Menon is the founder of the Open Source Pharma Foundation, a nonprofit which seeks to spur the development of affordable new cures for deadly diseases that are currently not receiving sufficient project funding from the private sector.

Over the years, OSPF has received funding from sources including the Tata Trusts and the Rockefeller Foundation.

Through a limited open source approach, Menon is one of the participants in a project to use a generic tuberculosis vaccine that may be useful in protecting against COVID-19.

The Bacillus Calmette–Guérin vaccine or BCG has shown promise in boosting human immune systems. The vaccine, developed nearly a century ago, is already being mass-produced and has proven safe for humans to use. Menon says the project will move straight into phase three clinical trials this year to test out its efficacy in India and possibly the U.S.

The project progressed rapidly because the vaccine’s patent has lapsed and the open source approach allows scientists to collaborate on shortlisting medicines without the usual intellectual property licensing barriers.

Menon says the project cut vaccine development time by 90% and costs by about half — less than $300,000 in estimated out-of-pocket costs.

Menon advocates for the creation of an open-source-enabled medicine hub and a fund to provide capital for the re-purposing of off-patent medications in a research paper expected to be published before the end of 2020.

Historically, drug repurposing has not attracted the attention of the private sector because the commercial returns for companies are lower, says Menon. But this leaves the world in a place where the private sector directs money at the most lucrative treatments and not necessarily the medicines the world needs the most such as the development of new penicillin to fight resistant bacteria.

The repository and fund have attracted several interested supporters such as the Mayo Clinic, the European Infrastructure for Translational Medicine, potentially the government of India and other organizations in Africa, says Menon.

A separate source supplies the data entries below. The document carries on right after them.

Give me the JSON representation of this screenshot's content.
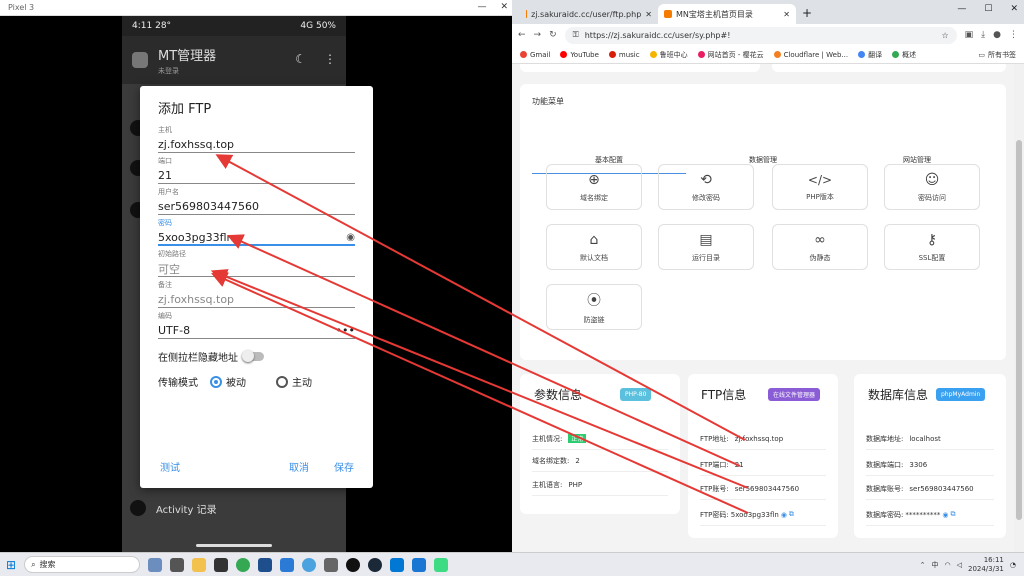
{
  "emulator": {
    "title": "Pixel 3"
  },
  "phone": {
    "status": {
      "time": "4:11",
      "temp": "28°",
      "net": "4G",
      "battery": "50%"
    },
    "app_title": "MT管理器",
    "app_subtitle": "未登录",
    "bg_items": [
      {
        "label": "Activity 记录"
      }
    ]
  },
  "dialog": {
    "title": "添加 FTP",
    "fields": [
      {
        "label": "主机",
        "value": "zj.foxhssq.top"
      },
      {
        "label": "端口",
        "value": "21"
      },
      {
        "label": "用户名",
        "value": "ser569803447560"
      },
      {
        "label": "密码",
        "value": "5xoo3pg33fln"
      },
      {
        "label": "初始路径",
        "value": "可空"
      },
      {
        "label": "备注",
        "value": "zj.foxhssq.top"
      },
      {
        "label": "编码",
        "value": "UTF-8"
      }
    ],
    "hide_sidebar_label": "在侧拉栏隐藏地址",
    "transfer_mode_label": "传输模式",
    "mode_passive": "被动",
    "mode_active": "主动",
    "test": "测试",
    "cancel": "取消",
    "save": "保存"
  },
  "browser": {
    "tabs": [
      {
        "title": "zj.sakuraidc.cc/user/ftp.php"
      },
      {
        "title": "MN宝塔主机首页目录"
      }
    ],
    "url": "https://zj.sakuraidc.cc/user/sy.php#!",
    "bookmarks": [
      {
        "label": "Gmail",
        "color": "#ea4335"
      },
      {
        "label": "YouTube",
        "color": "#ff0000"
      },
      {
        "label": "music",
        "color": "#d81e06"
      },
      {
        "label": "鲁班中心",
        "color": "#f4b400"
      },
      {
        "label": "网站首页 - 樱花云",
        "color": "#e91e63"
      },
      {
        "label": "Cloudflare | Web...",
        "color": "#f38020"
      },
      {
        "label": "翻译",
        "color": "#4285f4"
      },
      {
        "label": "概述",
        "color": "#34a853"
      }
    ],
    "all_bookmarks": "所有书签"
  },
  "page": {
    "menu_title": "功能菜单",
    "menu_tabs": [
      "基本配置",
      "数据管理",
      "网站管理"
    ],
    "buttons": [
      {
        "label": "域名绑定",
        "icon": "globe-icon"
      },
      {
        "label": "修改密码",
        "icon": "password-icon"
      },
      {
        "label": "PHP版本",
        "icon": "code-icon"
      },
      {
        "label": "密码访问",
        "icon": "mask-icon"
      },
      {
        "label": "默认文档",
        "icon": "home-icon"
      },
      {
        "label": "运行目录",
        "icon": "folder-icon"
      },
      {
        "label": "伪静态",
        "icon": "link-icon"
      },
      {
        "label": "SSL配置",
        "icon": "key-icon"
      },
      {
        "label": "防盗链",
        "icon": "antenna-icon"
      }
    ],
    "params": {
      "title": "参数信息",
      "badge": "PHP-80",
      "rows": [
        {
          "k": "主机情况:",
          "v": "正常"
        },
        {
          "k": "域名绑定数:",
          "v": "2"
        },
        {
          "k": "主机语言:",
          "v": "PHP"
        }
      ]
    },
    "ftp": {
      "title": "FTP信息",
      "badge": "在线文件管理器",
      "rows": [
        {
          "k": "FTP地址:",
          "v": "zj.foxhssq.top"
        },
        {
          "k": "FTP端口:",
          "v": "21"
        },
        {
          "k": "FTP账号:",
          "v": "ser569803447560"
        },
        {
          "k": "FTP密码:",
          "v": "5xoo3pg33fln"
        }
      ]
    },
    "db": {
      "title": "数据库信息",
      "badge": "phpMyAdmin",
      "rows": [
        {
          "k": "数据库地址:",
          "v": "localhost"
        },
        {
          "k": "数据库端口:",
          "v": "3306"
        },
        {
          "k": "数据库账号:",
          "v": "ser569803447560"
        },
        {
          "k": "数据库密码:",
          "v": "**********"
        }
      ]
    }
  },
  "taskbar": {
    "search": "搜索",
    "ime": "中",
    "time": "16:11",
    "date": "2024/3/31"
  },
  "colors": {
    "accent": "#3a8fe6",
    "arrow": "#e53935",
    "ftp_badge": "#8a5cd6",
    "db_badge": "#3aa0f0",
    "php_badge": "#5bc0de"
  }
}
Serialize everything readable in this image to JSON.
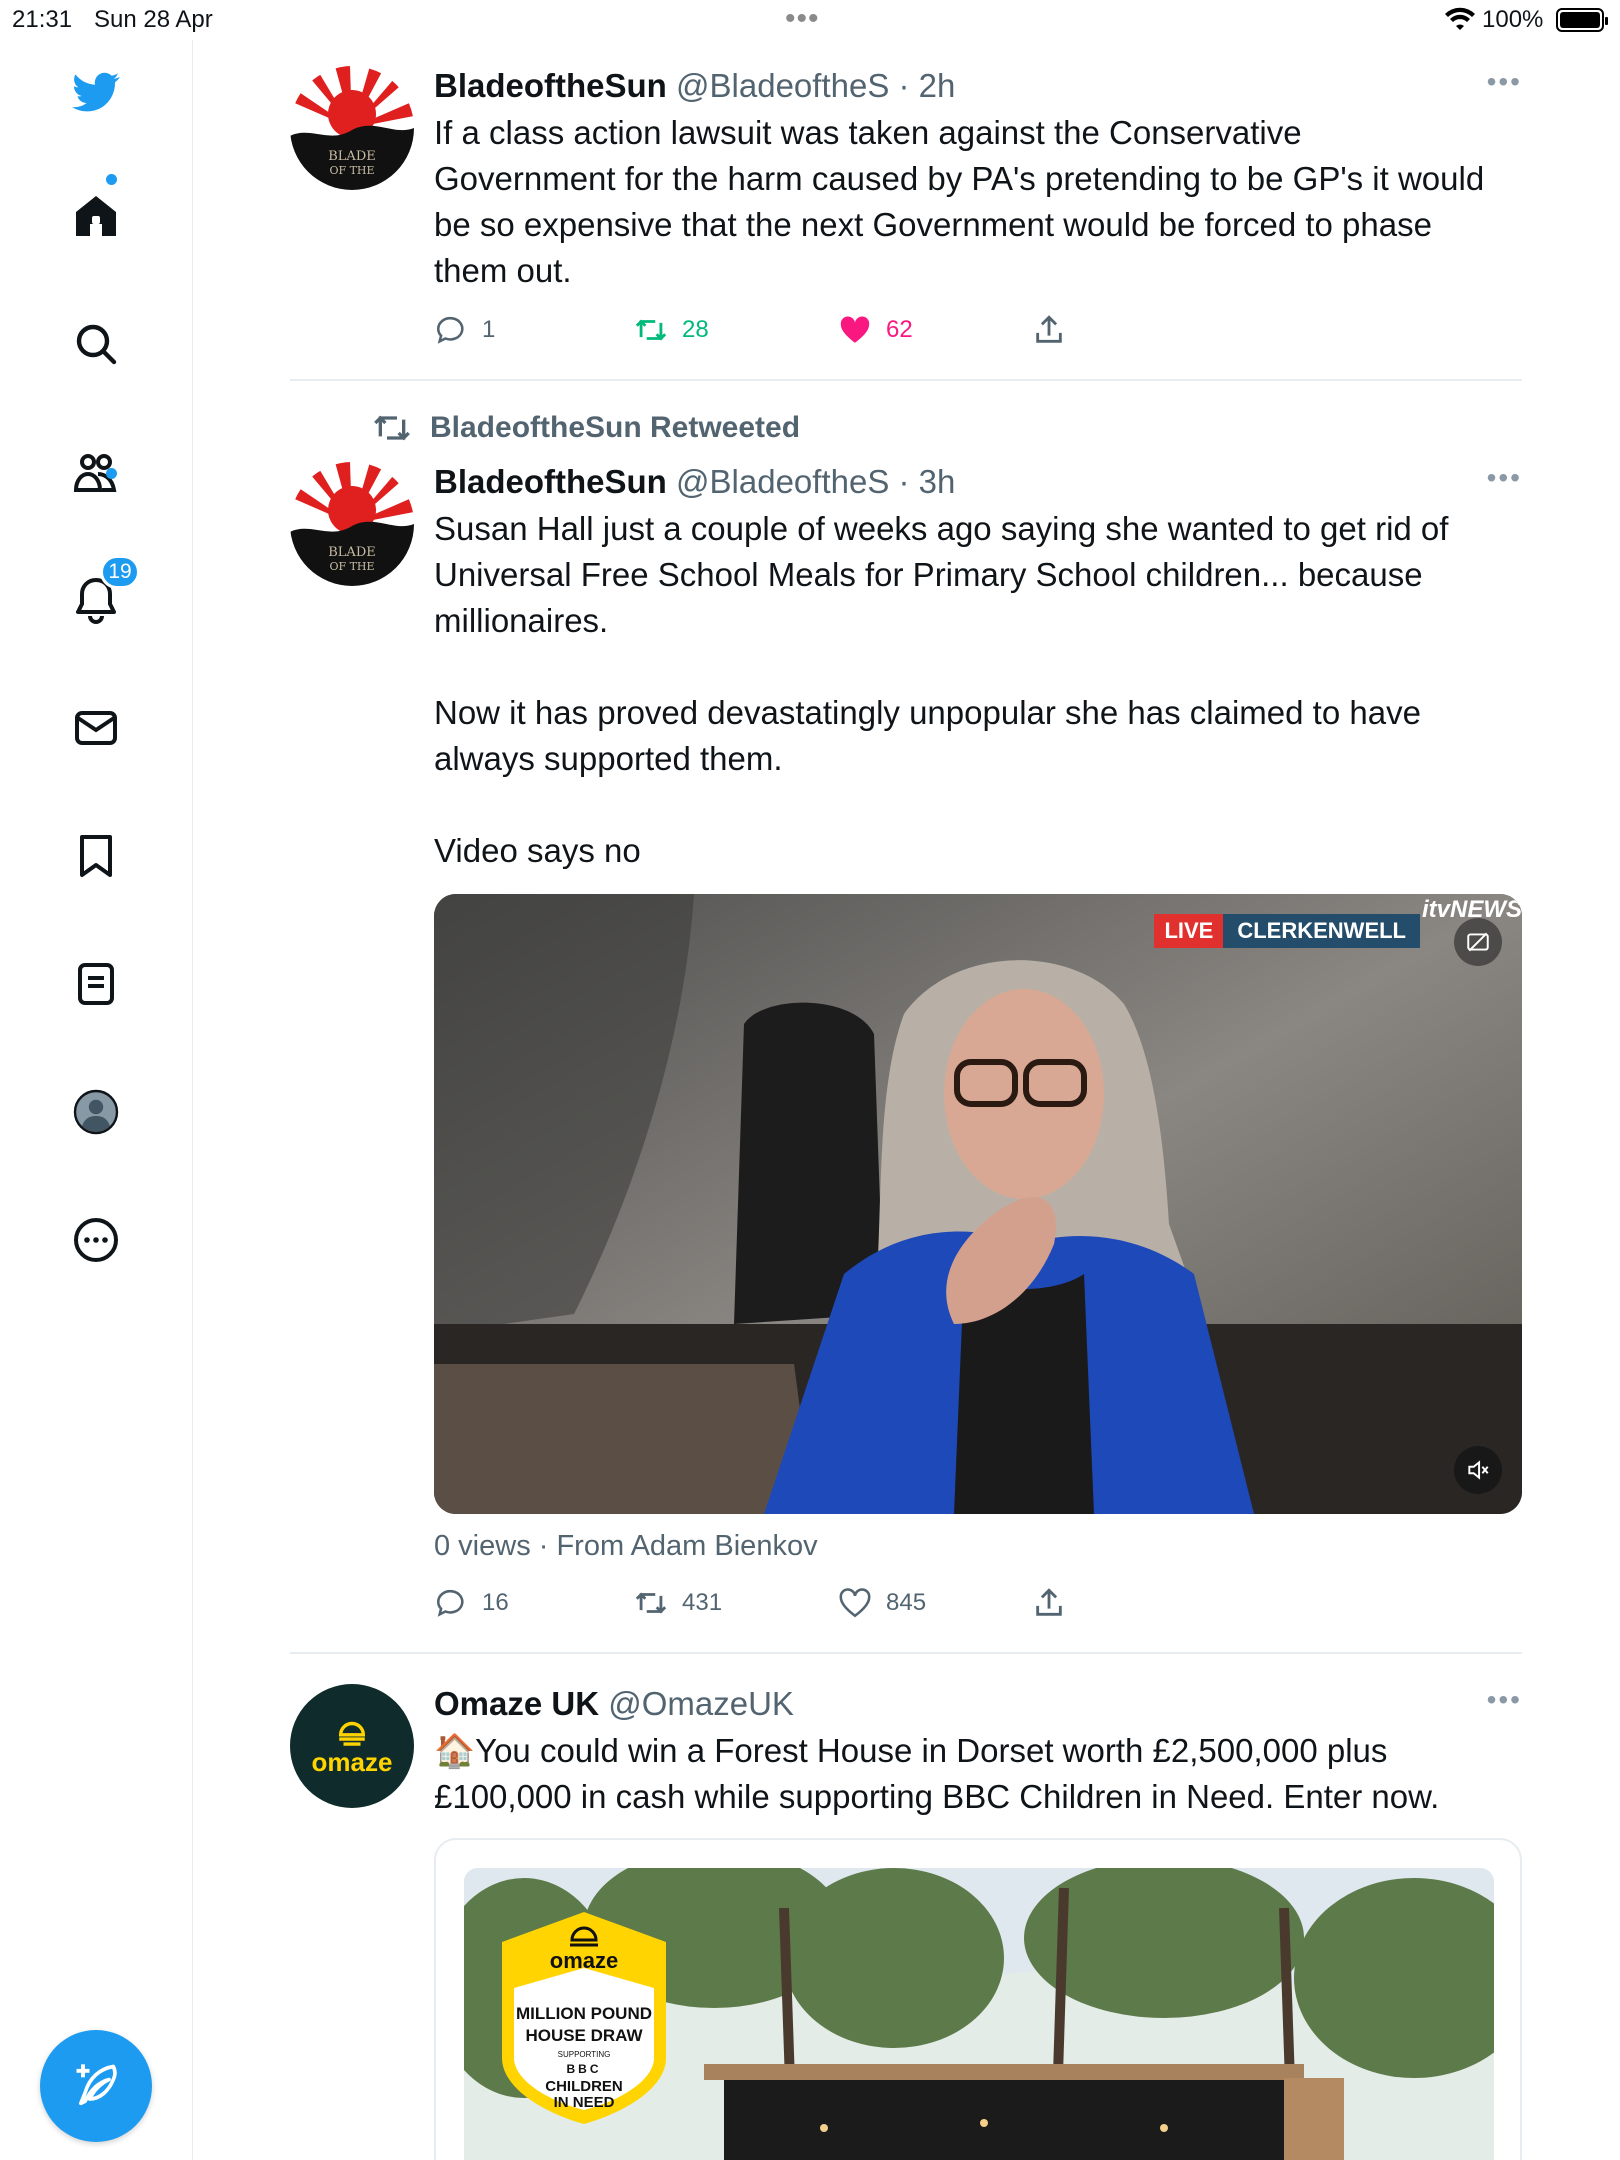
{
  "status": {
    "time": "21:31",
    "date": "Sun 28 Apr",
    "battery": "100%"
  },
  "sidebar": {
    "notifications_badge": "19",
    "items": [
      "twitter-logo",
      "home",
      "search",
      "communities",
      "notifications",
      "messages",
      "bookmarks",
      "lists",
      "profile",
      "more"
    ]
  },
  "tweets": [
    {
      "name": "BladeoftheSun",
      "handle": "@BladeoftheS",
      "sep": "·",
      "time": "2h",
      "text": "If a class action lawsuit was taken against the Conservative\nGovernment for the harm caused by PA's pretending to be GP's it would\nbe so expensive that the next Government would be forced to phase\nthem out.",
      "replies": "1",
      "retweets": "28",
      "likes": "62",
      "liked": true,
      "retweeted": true
    },
    {
      "retweet_label": "BladeoftheSun Retweeted",
      "name": "BladeoftheSun",
      "handle": "@BladeoftheS",
      "sep": "·",
      "time": "3h",
      "text": "Susan Hall just a couple of weeks ago saying she wanted to get rid of\nUniversal Free School Meals for Primary School children... because\nmillionaires.\n\nNow it has proved devastatingly unpopular she has claimed to have\nalways supported them.\n\nVideo says no",
      "video": {
        "live": "LIVE",
        "location": "CLERKENWELL",
        "logo": "itvNEWS"
      },
      "video_meta": "0 views · From Adam Bienkov",
      "replies": "16",
      "retweets": "431",
      "likes": "845"
    },
    {
      "name": "Omaze UK",
      "handle": "@OmazeUK",
      "avatar_text": "omaze",
      "text": "🏠You could win a Forest House in Dorset worth £2,500,000 plus\n£100,000 in cash while supporting BBC Children in Need. Enter now.",
      "ad_badge": {
        "brand": "omaze",
        "line1": "MILLION POUND",
        "line2": "HOUSE DRAW",
        "supporting": "SUPPORTING",
        "bbc": "BBC",
        "line3": "CHILDREN",
        "line4": "IN NEED"
      }
    }
  ],
  "colors": {
    "accent": "#1d9bf0",
    "like": "#f91880",
    "retweet": "#00ba7c",
    "secondary_text": "#536471"
  }
}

In the future, scientists would upload the molecular structure of different generic vaccines and drugs into a platform. The hub would also hold sample medicine stockpiles. Researchers would run computer simulations to see if the drugs or vaccines are applicable to treating diseases and then get stakeholders to finance third-phase clinical trials on humans.

Recently U.S advocates have criticized a Trump administration initiative. They say Operation Warp Speed — a taxpayer-funded venture to develop a COVID-19 treatment in collaboration with the private sector — lacks transparency and safeguards against potential pharmaceutical profiteering. If taxpayers are funding research into a medicine or vaccine then the research should be open and the product should be affordable, says Menon.

“The COVID-19 pandemic has been a tragedy for the world,” he told Karma. ”It has also illuminated the need for an open source approach to medicine and vaccine development.”